Many of us (people who have been intimately involved with psychopaths) have noted that many of them are “addicted to sex” and seek to have many many different partners.
My theory on this is that SOME Psychopaths seem to know that “we” get something out of sex that they don’t—(the bonding hormones released by sexual intercourse give to “normal” people something that they don’t get,)— and I think they know we get “something” from it that they don’t, and they would LIKE to have that something, but not knowing what it is, they think each new partner might be “the ONE” to give it to them.
Bottom line, I think that since psychopaths are like the rest of us in that they have varying levels of empathy (or lack of it) that some have an awareness of their own condition, and some don’t.
That being said, though, I think that OUR awareness of their condition is important for US. We need to realize that there is no changing them against their wills (or changing anyone against their wills for that matter) and that we must disengage from them to the extent possible. The best possible being, of course NO CONTACT.
Snowwhite:Yes yes yes they do! BUT THEY NEVER MEAN IT and the tears are FAKE! He is crying for him self, the loss of money, sex, power, attention what ever it was you gave him! DO NOT FALL FOR IT!
Stay NC, keep reading here! The more you understand the easier it gets, blame shifting occurs, and step by step, aha moment after aha moment, you will let more and more of him go. You’ll regain your self and your power. You will take back your life.
Hang in there!
Kerisee,
I am so sorry that you have such a troubled child in your home, and I can definitely imagine the problems you are experiencing with dealing with this child.
You say that he is in Therapy but it doesn’t seem to be helping. It is rare for children this young to be this disturbed, THANK GOD, but at the same time, if you are unfortunate enough to have one of them in your family, it can be life shattering for the entire family.
I strongly suggest that this child might benefit (or your family benefit) for him to have some INPATIENT therapy as soon as possible.

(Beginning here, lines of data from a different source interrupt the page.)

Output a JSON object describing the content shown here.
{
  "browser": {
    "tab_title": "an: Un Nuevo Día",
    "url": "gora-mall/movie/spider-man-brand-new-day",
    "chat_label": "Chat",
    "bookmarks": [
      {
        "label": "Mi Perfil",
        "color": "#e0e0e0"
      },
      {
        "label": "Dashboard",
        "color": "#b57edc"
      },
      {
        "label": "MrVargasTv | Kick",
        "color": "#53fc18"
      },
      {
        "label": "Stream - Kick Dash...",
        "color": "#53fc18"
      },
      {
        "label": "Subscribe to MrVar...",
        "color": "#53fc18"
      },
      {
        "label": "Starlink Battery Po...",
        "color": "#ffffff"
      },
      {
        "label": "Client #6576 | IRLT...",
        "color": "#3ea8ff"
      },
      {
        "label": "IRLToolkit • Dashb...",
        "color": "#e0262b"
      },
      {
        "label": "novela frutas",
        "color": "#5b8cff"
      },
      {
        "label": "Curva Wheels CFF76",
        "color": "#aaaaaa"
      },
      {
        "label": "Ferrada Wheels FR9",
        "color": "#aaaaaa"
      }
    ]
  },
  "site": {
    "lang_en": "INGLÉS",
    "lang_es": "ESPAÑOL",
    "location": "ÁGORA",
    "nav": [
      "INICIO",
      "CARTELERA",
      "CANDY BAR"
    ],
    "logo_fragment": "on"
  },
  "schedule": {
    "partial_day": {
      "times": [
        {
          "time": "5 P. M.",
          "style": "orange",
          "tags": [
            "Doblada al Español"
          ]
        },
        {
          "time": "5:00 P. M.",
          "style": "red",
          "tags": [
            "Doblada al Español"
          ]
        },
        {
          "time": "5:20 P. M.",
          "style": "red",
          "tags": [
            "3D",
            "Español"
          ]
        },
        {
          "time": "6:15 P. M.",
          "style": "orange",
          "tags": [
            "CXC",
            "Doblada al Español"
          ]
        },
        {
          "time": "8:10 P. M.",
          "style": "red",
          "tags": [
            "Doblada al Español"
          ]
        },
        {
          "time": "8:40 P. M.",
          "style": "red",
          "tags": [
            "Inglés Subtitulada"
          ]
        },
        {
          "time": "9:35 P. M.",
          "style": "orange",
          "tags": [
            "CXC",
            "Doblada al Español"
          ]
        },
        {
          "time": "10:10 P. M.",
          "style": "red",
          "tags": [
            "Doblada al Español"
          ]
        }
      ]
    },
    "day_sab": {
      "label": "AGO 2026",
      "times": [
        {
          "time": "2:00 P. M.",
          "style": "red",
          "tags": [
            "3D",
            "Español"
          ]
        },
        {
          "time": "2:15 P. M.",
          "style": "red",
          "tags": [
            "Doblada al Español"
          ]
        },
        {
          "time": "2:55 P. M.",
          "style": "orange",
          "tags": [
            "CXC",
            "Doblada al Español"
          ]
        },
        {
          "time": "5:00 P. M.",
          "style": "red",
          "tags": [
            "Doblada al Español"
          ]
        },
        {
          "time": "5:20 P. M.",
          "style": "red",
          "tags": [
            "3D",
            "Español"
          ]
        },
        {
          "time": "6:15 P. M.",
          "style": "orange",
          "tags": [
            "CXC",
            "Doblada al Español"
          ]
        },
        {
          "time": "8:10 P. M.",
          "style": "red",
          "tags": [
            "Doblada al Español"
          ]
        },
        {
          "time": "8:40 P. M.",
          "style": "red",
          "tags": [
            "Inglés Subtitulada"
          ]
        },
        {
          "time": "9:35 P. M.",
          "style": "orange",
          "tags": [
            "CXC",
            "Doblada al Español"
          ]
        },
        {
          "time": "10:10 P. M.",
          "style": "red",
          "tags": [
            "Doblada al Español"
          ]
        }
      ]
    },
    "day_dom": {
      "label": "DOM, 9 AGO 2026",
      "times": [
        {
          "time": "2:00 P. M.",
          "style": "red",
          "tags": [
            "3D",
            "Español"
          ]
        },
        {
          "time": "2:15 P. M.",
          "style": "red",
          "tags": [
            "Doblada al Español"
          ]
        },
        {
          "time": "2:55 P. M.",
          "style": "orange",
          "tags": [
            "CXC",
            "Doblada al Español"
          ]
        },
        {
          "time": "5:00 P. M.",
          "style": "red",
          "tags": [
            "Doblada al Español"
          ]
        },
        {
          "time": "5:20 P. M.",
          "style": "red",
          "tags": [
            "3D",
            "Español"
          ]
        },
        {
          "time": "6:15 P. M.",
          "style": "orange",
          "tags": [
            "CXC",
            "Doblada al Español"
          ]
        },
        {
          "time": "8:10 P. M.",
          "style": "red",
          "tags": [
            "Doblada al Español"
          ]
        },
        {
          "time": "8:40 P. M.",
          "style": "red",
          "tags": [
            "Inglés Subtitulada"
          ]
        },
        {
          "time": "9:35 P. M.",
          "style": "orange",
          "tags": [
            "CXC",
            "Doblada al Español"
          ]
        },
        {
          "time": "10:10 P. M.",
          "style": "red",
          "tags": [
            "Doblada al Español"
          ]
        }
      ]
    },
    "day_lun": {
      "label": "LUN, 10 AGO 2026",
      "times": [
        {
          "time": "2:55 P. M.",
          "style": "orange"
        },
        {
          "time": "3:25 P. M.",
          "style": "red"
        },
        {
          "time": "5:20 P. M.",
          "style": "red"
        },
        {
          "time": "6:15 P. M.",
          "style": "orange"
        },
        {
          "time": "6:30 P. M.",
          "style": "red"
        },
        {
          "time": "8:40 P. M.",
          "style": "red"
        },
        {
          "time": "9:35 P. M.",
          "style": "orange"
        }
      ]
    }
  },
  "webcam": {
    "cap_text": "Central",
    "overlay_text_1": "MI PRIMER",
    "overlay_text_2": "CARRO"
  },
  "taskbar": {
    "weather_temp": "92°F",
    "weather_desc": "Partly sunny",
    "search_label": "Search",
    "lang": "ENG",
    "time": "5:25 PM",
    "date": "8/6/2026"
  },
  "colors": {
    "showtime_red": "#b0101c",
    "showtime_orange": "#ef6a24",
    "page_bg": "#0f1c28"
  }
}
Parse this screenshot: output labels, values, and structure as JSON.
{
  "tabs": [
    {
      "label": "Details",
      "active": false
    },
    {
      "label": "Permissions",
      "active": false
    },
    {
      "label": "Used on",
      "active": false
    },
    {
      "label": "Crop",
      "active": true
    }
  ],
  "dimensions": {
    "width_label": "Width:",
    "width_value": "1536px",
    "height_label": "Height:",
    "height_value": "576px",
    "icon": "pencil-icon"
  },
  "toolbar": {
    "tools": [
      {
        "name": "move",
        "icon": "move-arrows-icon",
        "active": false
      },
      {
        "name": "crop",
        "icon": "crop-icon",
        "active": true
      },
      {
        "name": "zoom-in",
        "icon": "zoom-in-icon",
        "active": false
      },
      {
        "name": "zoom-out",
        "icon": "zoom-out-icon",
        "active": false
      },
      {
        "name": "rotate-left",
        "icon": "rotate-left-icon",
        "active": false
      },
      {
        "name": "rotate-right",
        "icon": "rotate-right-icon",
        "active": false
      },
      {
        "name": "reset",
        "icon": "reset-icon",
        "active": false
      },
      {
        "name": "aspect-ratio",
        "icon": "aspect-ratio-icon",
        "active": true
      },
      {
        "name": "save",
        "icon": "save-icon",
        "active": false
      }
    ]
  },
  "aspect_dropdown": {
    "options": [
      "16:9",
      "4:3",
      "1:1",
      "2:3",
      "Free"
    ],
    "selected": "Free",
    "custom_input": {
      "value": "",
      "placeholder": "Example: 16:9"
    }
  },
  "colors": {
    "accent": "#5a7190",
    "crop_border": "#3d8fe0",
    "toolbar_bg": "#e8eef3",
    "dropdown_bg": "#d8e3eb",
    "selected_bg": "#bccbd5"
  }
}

It sounds to me that this child has received the “double whammy,” both the DNA and the environment, in which a child becomes very problematic.
Whatever happens with THIS child, though, you MUST take care of yourself AND the other two children and protect yourself and them from the trauma and drama that this child represents in your home. God bless and help you and their father. ((hugs)))
Sunflower
Thanks for your support Lately I need reality checks.